Dependence of highly enriched human bone marrow progenitors on hemopoietic growth factors and their response to recombinant erythropoietin.


Human bone marrow cells were sequentially fractionated by three negative selection steps to remove adherent cells and Fc receptor-bearing cells, followed by immune adsorption (panning) to deplete maturing cells that react with a panel of monoclonal antibodies. This nonadherent Fc receptor and antibody negative fraction could be further enriched by a positive selection "panning" step, using an antibody to HLA-DR antigen; 12-27% of the cells formed erythroid burst-forming unit (BFU-E), erythroid colony-forming unit, granulocyte-monocyte colony-forming unit, and erythroid and granulocyte and/or monocyte colony-forming unit-derived colonies with recovery of 0.5-1% of the cells and 20-100% of the colony-forming cells.
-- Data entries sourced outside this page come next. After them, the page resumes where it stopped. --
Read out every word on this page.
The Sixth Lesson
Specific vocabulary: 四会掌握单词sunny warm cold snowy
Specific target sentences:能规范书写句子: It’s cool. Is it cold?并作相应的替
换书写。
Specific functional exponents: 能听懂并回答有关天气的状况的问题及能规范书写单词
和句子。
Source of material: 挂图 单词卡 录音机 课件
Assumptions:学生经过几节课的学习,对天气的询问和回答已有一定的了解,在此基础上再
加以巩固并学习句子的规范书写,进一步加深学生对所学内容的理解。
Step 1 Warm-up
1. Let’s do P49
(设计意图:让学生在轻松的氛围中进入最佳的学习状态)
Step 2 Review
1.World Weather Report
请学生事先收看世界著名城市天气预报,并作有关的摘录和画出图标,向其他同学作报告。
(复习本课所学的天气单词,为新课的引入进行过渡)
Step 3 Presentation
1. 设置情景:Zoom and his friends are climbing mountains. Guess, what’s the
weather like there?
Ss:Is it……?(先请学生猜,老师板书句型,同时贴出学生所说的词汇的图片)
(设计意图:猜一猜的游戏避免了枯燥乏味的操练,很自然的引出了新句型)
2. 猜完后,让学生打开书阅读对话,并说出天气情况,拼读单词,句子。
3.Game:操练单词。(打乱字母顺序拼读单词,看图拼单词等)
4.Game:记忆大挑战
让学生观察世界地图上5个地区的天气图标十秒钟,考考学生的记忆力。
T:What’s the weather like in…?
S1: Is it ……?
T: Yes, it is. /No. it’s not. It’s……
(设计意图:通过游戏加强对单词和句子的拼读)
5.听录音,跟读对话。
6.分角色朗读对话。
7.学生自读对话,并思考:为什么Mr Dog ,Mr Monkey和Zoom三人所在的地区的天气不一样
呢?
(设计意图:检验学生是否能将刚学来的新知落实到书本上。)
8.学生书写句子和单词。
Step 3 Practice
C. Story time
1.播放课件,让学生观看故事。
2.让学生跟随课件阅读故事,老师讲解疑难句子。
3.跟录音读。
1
Sequential fractionation resulted in increasing dependence of a subset of BFU-E-derived colonies on exogenous burst-promoting activity (BPA) for proliferation in culture, but the most enriched progenitor fraction still contained a proportion of accessory cell or BPA-independent BFU-E that responded to either natural or biosynthetic erythropoietin when added to cultures on day 0 in the absence of BPA. If the addition of erythropoietin was delayed until day 3, the data suggest that this population of BFU-E either died or became unresponsive to erythropoietin. Delayed addition of erythropoietin to cultures of enriched progenitors provided a sensitive BPA assay, since BPA-independent but erythropoietin-responsive BFU-E were eliminated. The surviving BFU-E that were dependent for their proliferation on the presence of both BPA and erythropoietin showed a characteristic dose response to increasing BPA concentrations.